Il tema dei riadattamenti cinematografici è spesso un tema spinoso, e a ragione. Hollywood ci sa fare ma, spesso e volentieri, si è restii a riporre fiducia in progetti non originali, soprattutto quando essi diventano fenomeni di massa popolari e, dunque, potenziali film per sbancare il botteghino. Il rischio che si consumi un omicidio intellettuale è sempre dietro l’angolo, un concetto riassumibile anche con un semplice titolo: Dragon Ball Evolution. Ma è proprio in questo modo di ragionare che Ghost in the Shell riesce a trovare una sua identità, perdendo parte della fitta iconografia e teoria legata all’opera originale di Masamune Shirow, rivelandosi però un prodotto ragguardevole.
La trama del film è incentrata su Mira Killian Kusanagi (Scarlett Johannson), salvata in extremis da una nave di rifugiati affondata che, in fin di vita, viene salvata attraverso un processo rivoluzionario: l’impianto del suo cervello all’interno di un corpo sintetico, trasformandola di fatto in un cyborg. Mira diventa poi un agente della Sezione 9, un’unità speciale del ministero della difesa specializzato in antiterrorismo cibernetico, diretto da Daisuke Aramaki (“Beat” Takeshi Kitano) e accompagnata da Batou (Pilou Asbæk), collega e unico amico che ha. L’arrivo di un nuovo nemico si rivelerà una dura prova per Mira, costretta a mettere in discussione la sua esistenza e il suo passato, molto più drammatico di ciò che pensava.
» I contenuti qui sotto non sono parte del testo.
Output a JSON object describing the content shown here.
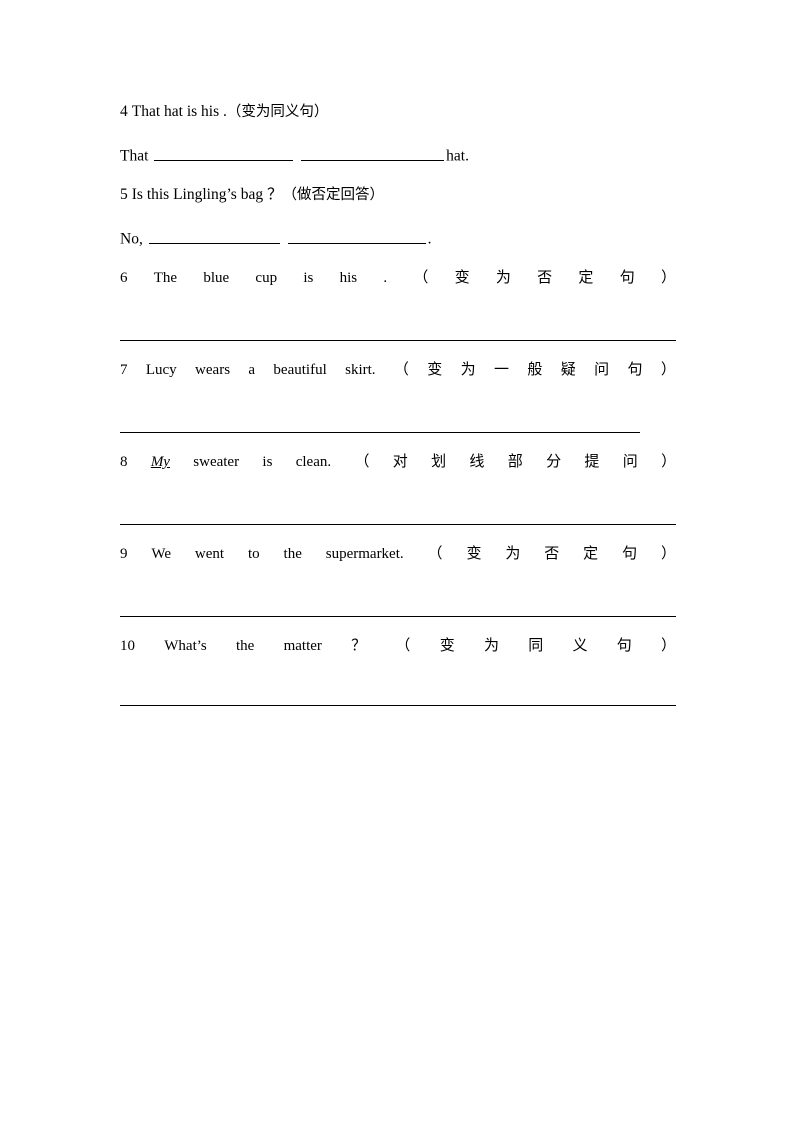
{
  "document": {
    "type": "worksheet",
    "language_mix": "English with Chinese instructions",
    "items_compact": [
      {
        "number": "4",
        "sentence": "That hat is his .",
        "instruction": "（变为同义句）",
        "answer_prefix": "That",
        "answer_suffix": "hat.",
        "blanks": 2
      },
      {
        "number": "5",
        "sentence": "Is this Lingling’s bag ？",
        "instruction": "（做否定回答）",
        "answer_prefix": "No,",
        "answer_suffix": ".",
        "blanks": 2
      }
    ],
    "items_justified": [
      {
        "number": "6",
        "tokens": [
          "The",
          "blue",
          "cup",
          "is",
          "his",
          "."
        ],
        "instruction_tokens": [
          "（",
          "变",
          "为",
          "否",
          "定",
          "句",
          "）"
        ],
        "rule": "full"
      },
      {
        "number": "7",
        "tokens": [
          "Lucy",
          "wears",
          "a",
          "beautiful",
          "skirt."
        ],
        "instruction_tokens": [
          "（",
          "变",
          "为",
          "一",
          "般",
          "疑",
          "问",
          "句",
          "）"
        ],
        "rule": "short"
      },
      {
        "number": "8",
        "tokens": [
          "My",
          "sweater",
          "is",
          "clean."
        ],
        "emphasis_token_index": 0,
        "instruction_tokens": [
          "（",
          "对",
          "划",
          "线",
          "部",
          "分",
          "提",
          "问",
          "）"
        ],
        "rule": "full"
      },
      {
        "number": "9",
        "tokens": [
          "We",
          "went",
          "to",
          "the",
          "supermarket."
        ],
        "instruction_tokens": [
          "（",
          "变",
          "为",
          "否",
          "定",
          "句",
          "）"
        ],
        "rule": "full"
      },
      {
        "number": "10",
        "tokens": [
          "What’s",
          "the",
          "matter",
          "？"
        ],
        "instruction_tokens": [
          "（",
          "变",
          "为",
          "同",
          "义",
          "句",
          "）"
        ],
        "rule": "full"
      }
    ]
  }
}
Partiamo dalle gioie per gli occhi: visivamente il film è ad altissimi livelli, una cosa che sospettavamo già dai vari trailer diffusi ma che all’atto pratico rivelano un’attenzione ed una cura sorprendenti. Nonostante il film sia immerso nella CGI più totale, una scelta obbligata per ricreare una New Port City estremamente futuristica e ormai dominata dalla tecnologia, gli effetti visivi sono realizzati con gran perizia, rendendo il setting del film magnetico come dovrebbe essere.
La stessa sceneggiatura, scritta a quattro mani da Jamie Moss e Whilliam Wheeler, dona al film un ritmo molto buono, bilanciando le scene d’azione pure con sequenze più rilassate perlopiù di dialogo, dove le tematiche classiche del manga non sono sviluppate appieno ma quanto basta per portare avanti la trama e far interrogare tanto la protagonista quanto lo spettatore sul mondo portato su schermo da Rupert Sanders, dove la linea sottile tra umano e macchina è sempre più labile.
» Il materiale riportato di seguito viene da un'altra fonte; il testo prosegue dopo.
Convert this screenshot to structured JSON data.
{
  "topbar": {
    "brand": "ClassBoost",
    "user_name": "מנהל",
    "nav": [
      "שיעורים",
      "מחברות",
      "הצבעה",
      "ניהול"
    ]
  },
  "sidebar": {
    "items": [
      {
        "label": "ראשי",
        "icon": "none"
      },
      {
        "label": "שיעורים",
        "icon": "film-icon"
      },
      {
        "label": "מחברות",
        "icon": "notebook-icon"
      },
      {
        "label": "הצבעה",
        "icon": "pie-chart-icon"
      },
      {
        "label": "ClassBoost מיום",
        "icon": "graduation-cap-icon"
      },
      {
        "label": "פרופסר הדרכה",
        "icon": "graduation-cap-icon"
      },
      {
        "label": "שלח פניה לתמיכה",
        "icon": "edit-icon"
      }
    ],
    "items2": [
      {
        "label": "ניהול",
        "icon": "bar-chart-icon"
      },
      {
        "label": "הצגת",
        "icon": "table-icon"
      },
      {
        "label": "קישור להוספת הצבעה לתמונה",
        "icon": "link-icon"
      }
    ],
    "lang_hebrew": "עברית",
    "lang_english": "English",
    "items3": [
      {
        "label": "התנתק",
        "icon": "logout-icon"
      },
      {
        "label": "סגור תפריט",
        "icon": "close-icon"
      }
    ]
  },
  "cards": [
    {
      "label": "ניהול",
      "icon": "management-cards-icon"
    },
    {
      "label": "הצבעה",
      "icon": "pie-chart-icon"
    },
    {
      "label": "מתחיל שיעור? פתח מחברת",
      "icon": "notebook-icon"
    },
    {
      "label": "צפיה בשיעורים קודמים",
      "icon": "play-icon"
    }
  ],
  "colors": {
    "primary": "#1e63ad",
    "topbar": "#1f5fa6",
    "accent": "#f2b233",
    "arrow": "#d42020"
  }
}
A tal proposito, è doveroso anche fare degli apprezzamenti sul regista: nonostante Sanders non abbia un nome blasonato, infatti, la sua regia è accattivante, capace di catturare alla perfezione i momenti più action della pellicola riponendo grande attenzione nei dettagli, con stacchi ben congeniati e senza sbavature. Sono stati persino riprodotti diversi momenti dell’anime in maniera fedele, offrendo allo spettatore navigato citazioni che varranno un sorrisetto beffardo sulla faccia, oltre a veri e propri easter egg dedicati agli hardcore fans di Masamune Shirow.
Stesso discorso per il cast: sorvolando sull’indiscutibile bellezza di Scarlett Johannson, l’attrice fornisce un’ottima performance, rinforzata dall’altrettanto buon lavoro dei suoi comprimari, escluso forse il cattivo del film – un po’ stereotipato – nonostante il suo essere un elemento perfettamente incastrato all’interno della narrazione. Impossibile poi non amare le scene dedicate a quel bravo ragazzo di “Beat” Takeshi Kitano, sempre sul pezzo nonostante i suoi settant’anni e ancora capace di regalare grandi momenti, con una frase che non tarderà a diventare un quote memorabile. Ottimo inoltre l’editing sonoro e la soundtrack che sposa il massiccio uso di synth dai richiami anni ’80 che stanno un po’ reinfluenzando la cinematografia moderna, affiancati alla colonna sonora originale dell’anime, omaggiandola rispettosamente e senza mai esagerare.
Ghost in the Shell riesce dunque a far convivere serenamente la sua doppia identità di blockbuster e adattamento di un’opera fondamentale per il genere cyberpunk, offrendo due ore di spettacolo ma anche di riflessioni sul rapporto tra uomo e macchina, meno profonde del previsto ma non per questo trascurabili. Anche i fan “originali” di Ghost in the Shell potranno fare un sospiro di sollievo e, anzi, gioire per un prodotto così ben confezionato e che – speriamo – porti molte persone ad approfondire le idee originali di Shirow, rendendo giustizia all’impegno tendenzialmente lodabile di portare al grande pubblico opere così importanti.